Friday 24 April 2015

HIPAA Business Associate Agreements Broken Down at HIMSS15

HIPAA business associate agreements are an important aspect of the HITECH Act and the Omnibus Rule, and covered entities need to understand how their relationships with business associates have changed. When it comes to risk assessments, HIPAA Security Rule compliance, and employee training, both covered entities and business associates need to know how they are affected. Without a proper business associate agreement, a covered entity could have more difficulty in recovering after adata breach.

A HIMSS educational session focused on this wide topic last week, and discussed best practices for both covered entities and their business associates. Gerry Hinkley, a partner at Pillsbury Winthrop Shaw Pittman LLP and Deven McGraw, JD, MPH, LLM, partner at Manatt, Phelps & Phillips LLP led the discussion, titled Challenges Working with or Being a HIPAA Business Associate.HIMSS 2015 Conference News

There are several challenges in BA management, according to the duo. For example, keeping track of BA relationships can be a challenge for large covered entities, as those facilities can often have numerous BAs in place. The origin of the relationship could also affect this, that some are managed by legal or compliance departments.

Citing data from a White Paper Funded by the California HealthCare Foundation, McGraw said that most CEs do not have processes in place to ensure that BAs destroy or return PHI when the relationship ends. Of those that do, the manager of the business relationship plays an important role in the process.

The discussion also touched on how the HITECH Act impacted CE and BA relationships. Vendors of cloud storage services are now more likely to consider themselves a BA, which is different than before the Act. Also, some CEs view BA direct accountability as a positive development, while others do not see it making a huge difference.

“Since HITECH we have placed more emphasis on ensuring that our Business Associates understand their obligations with respect to their subcontractors,” an organization interviewed for the white paper said. “We also probe more closely into with whom our Business Associates share our PHI.”

In the question and answer portion at the end of the presentation, one audience question centered on self-insured organizations, and how that related to HIPAA requirements. Essentially, as a covered entity, do they carry out risk assessments and what is the reasonable period to do that?

According to Hinkley, it is easier to do risk assessments when they have been broken down into smaller sections. Risk assessments shouldn’t be started from scratch every three years, for example, he said. Employees aren’t waiting around for three years waiting to do one. Instead, small parts of the risk assessments can be added to employees’ job descriptions, and then done each month for the three-year period.

“Take the components of your risk assessment and you divide it by 36,” Hinkley said. “And you do 1/36 of it every month. When you’re done, you start again. That allows ongoing remediation and gives you an ongoing function where people can say, “Oh that’s my job,” instead of, “Oh God, a risk assessment is coming up.”

Another submitted question asked why or why not penalties are enforced at large, for-profit organizations. This is especially important in the wake of large-scale breaches at Anthem, Inc. and Premera Blue Cross.

McGraw explained that regulators are going to come in and “look under the hood” in the context of anyhealth data breach. It’s important to remember that the investigation might not always center around just the issue related to the breach itself.

“That’s what’s going to bring them in your door, and then they’re basically going to assess your compliance across the board,” McGraw said. “I think  you’ll see with any of the monetary settlements that have occurred in the enforcement space since HITECH was enacted, is that usually an incident or a complaint that brings the regulators in the door, they do not limit their look to just at that particular incident.”

At the federal level, the regulators will try and assess whether a covered entity was out of compliance with the law that caused the data breach or whether the facility was in compliance and an incident occurred anyway, she said.

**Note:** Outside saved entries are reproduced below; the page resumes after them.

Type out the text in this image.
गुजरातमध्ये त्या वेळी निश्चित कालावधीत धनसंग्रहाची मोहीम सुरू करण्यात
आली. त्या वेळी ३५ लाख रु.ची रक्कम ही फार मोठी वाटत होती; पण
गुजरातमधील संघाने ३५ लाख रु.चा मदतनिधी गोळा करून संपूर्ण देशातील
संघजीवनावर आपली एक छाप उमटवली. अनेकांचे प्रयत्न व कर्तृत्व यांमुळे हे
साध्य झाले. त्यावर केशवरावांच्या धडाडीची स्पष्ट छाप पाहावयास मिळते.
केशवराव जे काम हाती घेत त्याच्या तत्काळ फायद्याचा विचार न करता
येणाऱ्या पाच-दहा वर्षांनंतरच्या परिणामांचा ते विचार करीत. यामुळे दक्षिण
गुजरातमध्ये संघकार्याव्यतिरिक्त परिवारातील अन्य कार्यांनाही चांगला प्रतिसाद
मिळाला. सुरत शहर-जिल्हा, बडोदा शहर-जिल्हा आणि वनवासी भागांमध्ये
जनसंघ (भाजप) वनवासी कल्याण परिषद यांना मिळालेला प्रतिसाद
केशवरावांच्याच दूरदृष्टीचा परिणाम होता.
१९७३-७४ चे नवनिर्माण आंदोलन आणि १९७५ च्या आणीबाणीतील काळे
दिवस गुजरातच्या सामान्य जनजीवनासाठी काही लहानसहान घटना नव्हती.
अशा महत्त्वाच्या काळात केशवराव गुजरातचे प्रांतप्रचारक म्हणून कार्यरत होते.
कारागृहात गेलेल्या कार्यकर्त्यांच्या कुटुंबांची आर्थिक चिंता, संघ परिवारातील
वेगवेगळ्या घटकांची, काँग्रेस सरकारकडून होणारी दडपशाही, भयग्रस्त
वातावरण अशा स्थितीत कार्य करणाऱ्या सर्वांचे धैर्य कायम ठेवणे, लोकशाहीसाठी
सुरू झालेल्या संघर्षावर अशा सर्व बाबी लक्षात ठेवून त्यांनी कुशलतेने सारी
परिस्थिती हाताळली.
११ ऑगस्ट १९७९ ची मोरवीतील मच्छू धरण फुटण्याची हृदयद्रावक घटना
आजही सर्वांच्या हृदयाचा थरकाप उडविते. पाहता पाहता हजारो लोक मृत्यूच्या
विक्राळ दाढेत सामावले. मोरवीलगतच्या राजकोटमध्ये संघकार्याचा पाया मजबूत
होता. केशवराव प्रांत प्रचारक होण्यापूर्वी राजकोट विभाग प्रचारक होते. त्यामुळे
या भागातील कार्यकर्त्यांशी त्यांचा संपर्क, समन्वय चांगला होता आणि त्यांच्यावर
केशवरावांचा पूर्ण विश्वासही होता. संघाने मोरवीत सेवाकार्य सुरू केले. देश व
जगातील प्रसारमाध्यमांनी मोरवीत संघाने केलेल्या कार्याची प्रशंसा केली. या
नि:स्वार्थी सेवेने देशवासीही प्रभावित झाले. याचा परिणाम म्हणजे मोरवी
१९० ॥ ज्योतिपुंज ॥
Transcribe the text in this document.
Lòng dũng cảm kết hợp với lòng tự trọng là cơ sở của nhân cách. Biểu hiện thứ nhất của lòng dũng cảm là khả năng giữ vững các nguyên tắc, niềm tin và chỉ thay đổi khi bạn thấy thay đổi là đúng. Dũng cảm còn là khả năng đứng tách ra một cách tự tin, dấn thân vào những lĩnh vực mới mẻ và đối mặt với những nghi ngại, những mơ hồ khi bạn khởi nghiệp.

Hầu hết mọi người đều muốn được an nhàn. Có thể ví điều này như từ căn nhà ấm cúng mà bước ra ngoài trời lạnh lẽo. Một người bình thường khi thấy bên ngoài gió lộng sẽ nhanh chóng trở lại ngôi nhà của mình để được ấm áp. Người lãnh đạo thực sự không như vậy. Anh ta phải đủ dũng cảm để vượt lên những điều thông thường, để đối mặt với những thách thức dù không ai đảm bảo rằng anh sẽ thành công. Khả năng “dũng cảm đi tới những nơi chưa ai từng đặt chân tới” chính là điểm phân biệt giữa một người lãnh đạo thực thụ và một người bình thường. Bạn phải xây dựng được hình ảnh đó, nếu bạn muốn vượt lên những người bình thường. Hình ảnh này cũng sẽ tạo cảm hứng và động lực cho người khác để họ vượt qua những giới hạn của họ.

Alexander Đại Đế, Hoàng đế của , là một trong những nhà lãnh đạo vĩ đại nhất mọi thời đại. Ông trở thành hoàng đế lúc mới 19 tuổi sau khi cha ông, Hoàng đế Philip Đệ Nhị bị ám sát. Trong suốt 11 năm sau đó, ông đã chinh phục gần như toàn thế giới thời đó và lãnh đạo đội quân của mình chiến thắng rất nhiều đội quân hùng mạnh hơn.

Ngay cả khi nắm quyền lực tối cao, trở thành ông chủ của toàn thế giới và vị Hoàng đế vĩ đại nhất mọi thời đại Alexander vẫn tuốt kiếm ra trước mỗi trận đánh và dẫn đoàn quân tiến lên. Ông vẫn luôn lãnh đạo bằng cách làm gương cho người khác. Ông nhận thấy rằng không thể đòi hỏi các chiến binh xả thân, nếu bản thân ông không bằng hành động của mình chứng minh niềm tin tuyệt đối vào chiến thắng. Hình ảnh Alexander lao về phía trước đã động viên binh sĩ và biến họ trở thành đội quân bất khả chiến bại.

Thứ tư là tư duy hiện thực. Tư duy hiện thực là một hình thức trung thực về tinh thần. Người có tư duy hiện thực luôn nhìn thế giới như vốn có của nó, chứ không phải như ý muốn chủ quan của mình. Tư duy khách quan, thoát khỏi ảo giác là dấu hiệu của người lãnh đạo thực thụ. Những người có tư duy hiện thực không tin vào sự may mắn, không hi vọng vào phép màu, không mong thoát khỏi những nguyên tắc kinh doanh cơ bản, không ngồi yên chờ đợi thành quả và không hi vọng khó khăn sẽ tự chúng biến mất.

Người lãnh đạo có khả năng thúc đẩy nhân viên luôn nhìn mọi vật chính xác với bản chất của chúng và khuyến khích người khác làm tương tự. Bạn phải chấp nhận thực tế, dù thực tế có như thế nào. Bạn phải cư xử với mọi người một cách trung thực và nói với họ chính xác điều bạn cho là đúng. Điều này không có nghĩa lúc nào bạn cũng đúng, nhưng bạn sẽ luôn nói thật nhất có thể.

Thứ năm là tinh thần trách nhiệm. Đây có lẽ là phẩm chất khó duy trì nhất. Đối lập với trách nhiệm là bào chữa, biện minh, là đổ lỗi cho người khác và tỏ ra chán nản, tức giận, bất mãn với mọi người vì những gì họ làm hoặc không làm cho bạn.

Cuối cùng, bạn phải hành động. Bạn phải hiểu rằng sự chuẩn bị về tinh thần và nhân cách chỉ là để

“And there’s a distinction between that, because you can’t reduce that risk to zero,” McGraw said. “But if you’re out of compliance significantly with security rule requirements under HIPAA, then regulators are potentially going to use that to fine you. But, they’ll make a fining decision based on what they found, not just the fact that you had a breach.”

To that point, Hinkley added that it’s also helpful for covered entities to be upfront about what happened. Covered entities must do the right thing in particular with remediation, he said.

“The government likes that,” Hinkley said. “If there’s a data breach in an environment that is reasonably compliant, and you were really sorry and you dealt with it, I think that’s a significant impact on reducing fines.”